Many a time I do visit to address them for half an hour. It has benefitted me in a variety of ways: to look upon them as varied manifestation of Master and Mother; to enjoy the wonderful smiles on each of them; to engage them in some sort of philosophical thinking; to make them feel free and laugh so as to keep the negative, worrying thoughts at bay.

Today when I stood before them and began my speech, I didn’t know what subject I should talk about. Mahashivaratri is on next Monday night. Why not I speak on Lord Shiva and Mother Parvati, I thought. I started thus: ” I just wonder whether I should greet you all a very happy Valentine’s Day?” That question brought loud laughter amongst the assembled senior citizens.

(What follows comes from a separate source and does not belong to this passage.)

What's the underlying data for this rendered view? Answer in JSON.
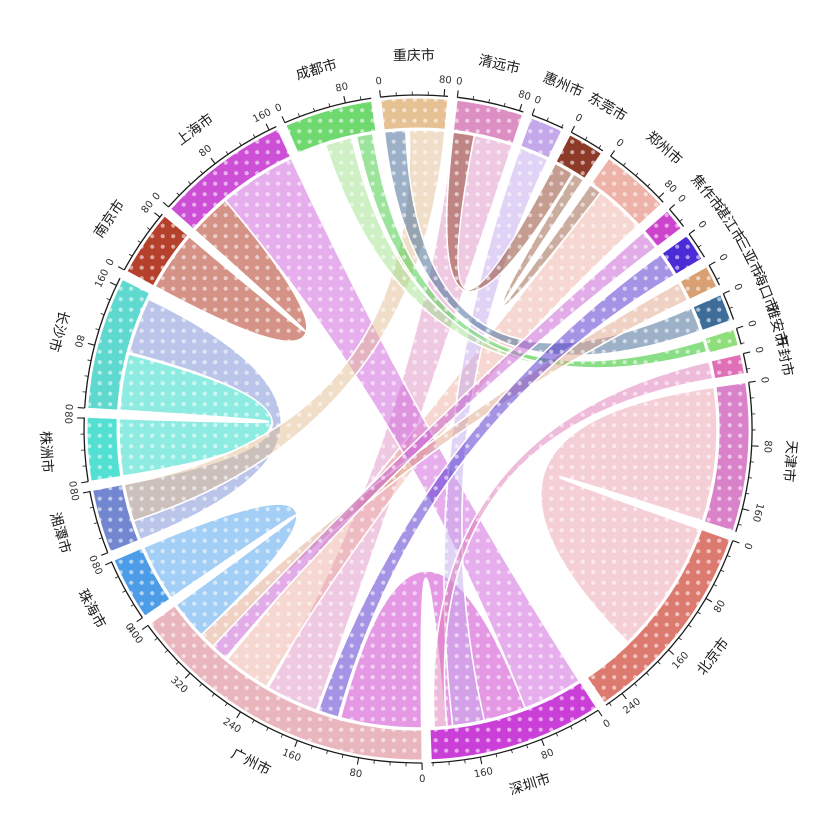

jagatah pitarau vande paarvati parameshwarau - I bow down to Paarvati and Parameshwar the parents of the Universe

The eternal love between the Divinities has had captured the imagination of very many poets. Puranas excel in retelling the story of wedding of Shiva and Shakti in most enjoyable form of narratives. So I went on to say about Shiva’s wedding with Parvati – one when She was born as a daughter of Daksha and another when she was born to Himavan.

Both the wedding stories are fascinating. I adapted the former story  from Sri Ramacharitamanas of Saint Tulsidas and the latter heard from a katha-kalakshepam done by Kripananda Variyar many, many years back. Both kept the audience on tenterhooks.